Woman convicted in boyfriend’s 1998 killing released on probation

DOVER — Following a judge’s modified sentence order on Monday, a woman convicted of a 1998 murder was released from prison this week and is now on probation.

Catherine W. Culp was released from Delores J. Baylor Women’s Correctional Institution in New Castle, where she had been incarcerated since July 29, 1998 after the shooting death of boyfriend Lee B. Hicks after a party south of Canterbury.

Attorney William Deely, who represented Culp at a motion for sentence review hearing last Thursday, said he notified Culp on Tuesday morning of the court’s order.

“She was ecstatic,” he said. “She was excited. She was appreciative of what had gone on.”

The Delaware Department of Justice declined comment.

The Department of Correction said Culp was escorted through the front entrance of Baylor as she left the prison. “At the time of her departure, she was permitted to take any personal artifacts of her choosing,” DOC spokeswoman Chelsea Hicks said Thursday.

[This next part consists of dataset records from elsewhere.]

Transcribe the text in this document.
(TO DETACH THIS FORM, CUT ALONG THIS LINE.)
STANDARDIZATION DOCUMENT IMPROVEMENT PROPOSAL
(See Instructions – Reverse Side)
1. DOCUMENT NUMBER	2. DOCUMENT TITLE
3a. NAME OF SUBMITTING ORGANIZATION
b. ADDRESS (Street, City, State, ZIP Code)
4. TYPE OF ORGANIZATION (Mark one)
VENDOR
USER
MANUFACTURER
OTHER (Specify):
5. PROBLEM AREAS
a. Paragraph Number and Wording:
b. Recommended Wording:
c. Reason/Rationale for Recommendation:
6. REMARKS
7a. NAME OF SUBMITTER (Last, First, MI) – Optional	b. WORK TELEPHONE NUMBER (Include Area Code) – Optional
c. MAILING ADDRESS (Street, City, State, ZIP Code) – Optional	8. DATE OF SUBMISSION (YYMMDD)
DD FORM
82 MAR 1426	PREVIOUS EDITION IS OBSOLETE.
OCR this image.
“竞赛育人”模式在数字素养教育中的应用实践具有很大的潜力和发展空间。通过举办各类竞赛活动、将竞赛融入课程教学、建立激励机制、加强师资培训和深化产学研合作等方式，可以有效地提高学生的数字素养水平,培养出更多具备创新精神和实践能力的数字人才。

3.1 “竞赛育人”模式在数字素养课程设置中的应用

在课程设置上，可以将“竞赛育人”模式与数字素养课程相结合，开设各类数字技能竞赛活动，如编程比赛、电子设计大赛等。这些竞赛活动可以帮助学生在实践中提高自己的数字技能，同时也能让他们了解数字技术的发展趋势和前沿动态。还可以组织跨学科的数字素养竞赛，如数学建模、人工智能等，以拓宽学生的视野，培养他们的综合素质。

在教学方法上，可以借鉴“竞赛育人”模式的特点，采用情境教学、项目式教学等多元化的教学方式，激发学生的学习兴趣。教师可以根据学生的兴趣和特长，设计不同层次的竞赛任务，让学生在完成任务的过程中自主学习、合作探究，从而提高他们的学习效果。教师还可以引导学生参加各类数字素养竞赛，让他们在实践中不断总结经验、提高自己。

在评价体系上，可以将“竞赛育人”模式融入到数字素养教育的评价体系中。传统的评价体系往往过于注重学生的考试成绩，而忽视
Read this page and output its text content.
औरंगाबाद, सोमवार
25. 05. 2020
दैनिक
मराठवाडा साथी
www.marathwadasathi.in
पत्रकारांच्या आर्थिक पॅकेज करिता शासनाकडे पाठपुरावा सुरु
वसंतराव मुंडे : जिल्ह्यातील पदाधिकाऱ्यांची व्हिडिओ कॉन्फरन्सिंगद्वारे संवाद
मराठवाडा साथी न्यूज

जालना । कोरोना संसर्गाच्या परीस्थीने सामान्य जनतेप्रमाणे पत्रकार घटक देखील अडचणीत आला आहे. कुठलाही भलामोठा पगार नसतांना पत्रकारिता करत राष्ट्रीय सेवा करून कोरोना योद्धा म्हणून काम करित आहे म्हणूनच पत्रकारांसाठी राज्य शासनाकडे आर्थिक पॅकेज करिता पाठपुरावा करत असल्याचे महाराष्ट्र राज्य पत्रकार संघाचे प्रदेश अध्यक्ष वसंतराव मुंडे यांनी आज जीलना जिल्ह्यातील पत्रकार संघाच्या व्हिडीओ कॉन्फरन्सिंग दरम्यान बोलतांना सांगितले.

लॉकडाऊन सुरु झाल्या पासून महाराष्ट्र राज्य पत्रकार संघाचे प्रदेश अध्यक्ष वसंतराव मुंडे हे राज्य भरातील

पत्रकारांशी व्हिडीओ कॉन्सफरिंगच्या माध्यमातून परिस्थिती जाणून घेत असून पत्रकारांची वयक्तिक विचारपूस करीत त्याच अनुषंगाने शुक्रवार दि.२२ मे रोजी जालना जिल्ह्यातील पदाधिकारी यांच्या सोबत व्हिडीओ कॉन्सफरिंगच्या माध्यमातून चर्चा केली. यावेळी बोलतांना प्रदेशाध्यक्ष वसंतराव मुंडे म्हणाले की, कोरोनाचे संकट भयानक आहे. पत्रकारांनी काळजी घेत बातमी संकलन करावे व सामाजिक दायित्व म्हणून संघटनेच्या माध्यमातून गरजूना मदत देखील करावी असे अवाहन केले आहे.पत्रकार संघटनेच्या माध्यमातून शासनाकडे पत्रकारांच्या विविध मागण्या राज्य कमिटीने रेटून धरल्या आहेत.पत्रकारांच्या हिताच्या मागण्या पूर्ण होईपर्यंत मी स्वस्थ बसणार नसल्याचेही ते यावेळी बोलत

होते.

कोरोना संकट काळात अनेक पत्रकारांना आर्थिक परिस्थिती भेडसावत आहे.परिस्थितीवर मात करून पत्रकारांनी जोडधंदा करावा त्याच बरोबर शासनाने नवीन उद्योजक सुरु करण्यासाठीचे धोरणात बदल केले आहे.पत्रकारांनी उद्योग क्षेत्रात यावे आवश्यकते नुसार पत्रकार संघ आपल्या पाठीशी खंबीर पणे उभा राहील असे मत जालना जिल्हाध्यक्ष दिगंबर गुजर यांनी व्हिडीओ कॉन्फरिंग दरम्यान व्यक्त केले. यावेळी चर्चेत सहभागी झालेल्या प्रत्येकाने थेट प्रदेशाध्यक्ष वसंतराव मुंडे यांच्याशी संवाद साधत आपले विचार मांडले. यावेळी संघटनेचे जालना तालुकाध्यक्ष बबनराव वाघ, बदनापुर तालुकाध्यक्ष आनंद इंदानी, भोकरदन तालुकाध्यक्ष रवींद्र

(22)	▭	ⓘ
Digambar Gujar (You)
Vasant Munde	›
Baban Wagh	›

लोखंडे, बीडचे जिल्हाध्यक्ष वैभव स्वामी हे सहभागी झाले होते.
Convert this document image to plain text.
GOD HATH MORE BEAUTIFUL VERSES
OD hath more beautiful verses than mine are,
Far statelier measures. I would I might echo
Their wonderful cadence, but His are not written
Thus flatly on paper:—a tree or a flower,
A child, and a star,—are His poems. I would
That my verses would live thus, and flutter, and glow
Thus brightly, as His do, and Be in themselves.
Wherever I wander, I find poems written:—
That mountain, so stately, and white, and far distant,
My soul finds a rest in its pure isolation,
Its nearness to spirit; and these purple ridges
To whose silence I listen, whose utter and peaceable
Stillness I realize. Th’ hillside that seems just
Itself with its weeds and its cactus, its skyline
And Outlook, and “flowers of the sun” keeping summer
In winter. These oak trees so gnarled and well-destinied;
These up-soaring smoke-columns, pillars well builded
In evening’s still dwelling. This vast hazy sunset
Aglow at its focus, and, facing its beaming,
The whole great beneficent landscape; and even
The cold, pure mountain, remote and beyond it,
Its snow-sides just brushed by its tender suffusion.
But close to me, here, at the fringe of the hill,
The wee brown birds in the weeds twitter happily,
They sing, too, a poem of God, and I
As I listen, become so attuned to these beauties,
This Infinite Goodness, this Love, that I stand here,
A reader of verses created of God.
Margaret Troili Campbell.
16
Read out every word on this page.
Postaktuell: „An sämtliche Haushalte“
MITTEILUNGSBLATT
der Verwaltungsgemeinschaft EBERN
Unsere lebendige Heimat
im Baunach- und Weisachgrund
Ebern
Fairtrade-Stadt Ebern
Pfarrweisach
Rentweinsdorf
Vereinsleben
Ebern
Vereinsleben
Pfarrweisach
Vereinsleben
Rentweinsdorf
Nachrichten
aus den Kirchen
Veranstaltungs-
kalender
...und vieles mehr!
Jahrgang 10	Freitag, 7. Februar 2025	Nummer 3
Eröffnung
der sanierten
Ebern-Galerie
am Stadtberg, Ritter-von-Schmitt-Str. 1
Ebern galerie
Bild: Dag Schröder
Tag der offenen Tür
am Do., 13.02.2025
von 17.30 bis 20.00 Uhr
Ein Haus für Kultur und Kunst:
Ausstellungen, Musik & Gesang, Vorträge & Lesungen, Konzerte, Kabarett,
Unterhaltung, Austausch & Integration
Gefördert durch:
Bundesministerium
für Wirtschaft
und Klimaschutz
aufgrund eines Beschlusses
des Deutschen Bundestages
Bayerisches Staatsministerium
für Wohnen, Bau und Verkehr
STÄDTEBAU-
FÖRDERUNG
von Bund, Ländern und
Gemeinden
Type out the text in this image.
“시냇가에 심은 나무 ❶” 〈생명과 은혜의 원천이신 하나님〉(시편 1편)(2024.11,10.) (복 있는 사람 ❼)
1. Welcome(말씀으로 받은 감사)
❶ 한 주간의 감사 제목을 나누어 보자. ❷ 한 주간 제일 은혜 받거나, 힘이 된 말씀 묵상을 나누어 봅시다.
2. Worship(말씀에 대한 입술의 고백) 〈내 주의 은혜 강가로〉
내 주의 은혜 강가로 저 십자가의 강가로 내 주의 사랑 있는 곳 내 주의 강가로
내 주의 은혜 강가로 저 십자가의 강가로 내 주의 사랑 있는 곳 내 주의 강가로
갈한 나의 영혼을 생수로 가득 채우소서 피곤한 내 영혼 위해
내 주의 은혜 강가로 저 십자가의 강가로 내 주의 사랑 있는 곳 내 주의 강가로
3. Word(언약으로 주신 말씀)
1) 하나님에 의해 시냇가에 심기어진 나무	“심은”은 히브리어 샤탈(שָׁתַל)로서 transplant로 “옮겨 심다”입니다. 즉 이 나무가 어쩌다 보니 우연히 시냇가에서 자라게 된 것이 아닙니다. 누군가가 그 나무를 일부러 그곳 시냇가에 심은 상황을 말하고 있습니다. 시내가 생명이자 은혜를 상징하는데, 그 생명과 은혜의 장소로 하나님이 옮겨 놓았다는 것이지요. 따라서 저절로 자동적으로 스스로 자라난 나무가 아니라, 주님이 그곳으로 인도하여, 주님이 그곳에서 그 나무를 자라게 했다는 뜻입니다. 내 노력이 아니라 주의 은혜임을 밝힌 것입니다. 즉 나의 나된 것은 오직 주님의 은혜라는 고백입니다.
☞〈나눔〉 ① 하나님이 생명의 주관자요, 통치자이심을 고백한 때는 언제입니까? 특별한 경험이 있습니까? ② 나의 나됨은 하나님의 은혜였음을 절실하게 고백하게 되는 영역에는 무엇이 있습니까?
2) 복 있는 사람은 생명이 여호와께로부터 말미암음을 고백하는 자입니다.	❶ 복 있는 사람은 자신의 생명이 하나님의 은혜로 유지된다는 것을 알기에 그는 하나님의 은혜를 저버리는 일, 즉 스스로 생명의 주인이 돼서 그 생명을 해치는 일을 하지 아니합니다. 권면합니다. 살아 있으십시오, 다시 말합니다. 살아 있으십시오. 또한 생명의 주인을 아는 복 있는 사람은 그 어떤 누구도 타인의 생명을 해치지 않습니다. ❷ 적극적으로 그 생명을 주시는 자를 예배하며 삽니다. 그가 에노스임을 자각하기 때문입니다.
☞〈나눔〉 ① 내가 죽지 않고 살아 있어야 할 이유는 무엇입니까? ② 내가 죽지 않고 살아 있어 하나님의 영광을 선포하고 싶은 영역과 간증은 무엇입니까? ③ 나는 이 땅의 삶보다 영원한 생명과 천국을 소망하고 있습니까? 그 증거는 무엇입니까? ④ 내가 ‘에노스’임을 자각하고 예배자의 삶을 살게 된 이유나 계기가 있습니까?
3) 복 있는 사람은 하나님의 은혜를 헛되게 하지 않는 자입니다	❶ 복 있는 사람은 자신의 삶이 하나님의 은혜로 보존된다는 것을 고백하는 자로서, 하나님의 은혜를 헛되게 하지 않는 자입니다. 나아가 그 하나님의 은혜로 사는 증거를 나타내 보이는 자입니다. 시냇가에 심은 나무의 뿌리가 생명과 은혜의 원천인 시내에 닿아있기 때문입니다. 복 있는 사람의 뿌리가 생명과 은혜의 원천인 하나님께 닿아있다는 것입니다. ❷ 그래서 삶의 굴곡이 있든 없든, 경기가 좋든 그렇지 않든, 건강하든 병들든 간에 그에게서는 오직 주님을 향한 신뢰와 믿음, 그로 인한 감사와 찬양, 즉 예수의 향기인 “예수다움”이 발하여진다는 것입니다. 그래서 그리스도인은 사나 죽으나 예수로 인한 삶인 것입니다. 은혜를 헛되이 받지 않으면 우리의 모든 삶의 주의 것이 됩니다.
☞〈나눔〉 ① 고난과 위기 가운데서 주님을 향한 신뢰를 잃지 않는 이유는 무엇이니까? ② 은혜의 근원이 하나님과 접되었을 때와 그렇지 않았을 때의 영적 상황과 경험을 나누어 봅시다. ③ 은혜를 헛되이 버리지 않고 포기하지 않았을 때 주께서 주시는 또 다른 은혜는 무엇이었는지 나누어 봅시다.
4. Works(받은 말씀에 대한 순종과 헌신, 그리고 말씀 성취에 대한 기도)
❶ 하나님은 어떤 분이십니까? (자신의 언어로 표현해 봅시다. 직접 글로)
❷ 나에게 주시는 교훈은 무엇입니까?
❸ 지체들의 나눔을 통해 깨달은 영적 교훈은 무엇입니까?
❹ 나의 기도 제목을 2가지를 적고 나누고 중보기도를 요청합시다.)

Typically, the DOC said, released inmates have one to three days to report to Delaware Probation and Parole upon her release. Culp is on Level III probation.

“She was given reporting instructions,” Ms. Hicks said.

“Offenders are typically instructed to report to their assigned Probation Officer anywhere between 24 and 72 hours of release.”

Ms. Hicks said “offenders who are released will be provided with a bus pass and/or stipend with a combined monetary value not to exceed $50.”

Culp was convicted of second-degree murder and possession of a firearm during the commission of a felony and sentenced to 28 years, suspended after 17 years, in prison by Judge Henry duPont Ridgely on Aug. 1, 2001 in Kent County Superior Court. Mandatory minimum sentencing guidelines called for at least 13 years of prison time.

After hearing arguments from Mr. Deely and Deputy Attorney General Jason Cohee last Thursday, Judge Robert B. Young cited Culp’s extensive rehabilitation efforts as critical to the modified sentence order.

The order noted that the Level III probationary status may be can transferred to Florida if Culp meets interstate transfer guidelines.

Generally, Ms. Hicks said, “When an offender is scheduled for release, the DOC obtains the order directly from the court who has authorized the release.

“Our Central Offender Records department receives the order and begins processing the release. Additionally, a national inquiry is conducted to ensure that the offender has no outstanding warrants or capias’ in another state. “

On its Web site, the DOC described Level III probation as “Intensive supervision (that) entails at least the equivalent of one hour of supervision per day and no more than 56 hours of supervision per week.

“The minimum of one hour of supervision per day is achieved through direct offender contact, collateral contact, verification of each offender’s activities (e.g., residence, employment, training and school), and performance with court-ordered treatment and Community Service.

“The emphasis is on supervision through increased community contacts.”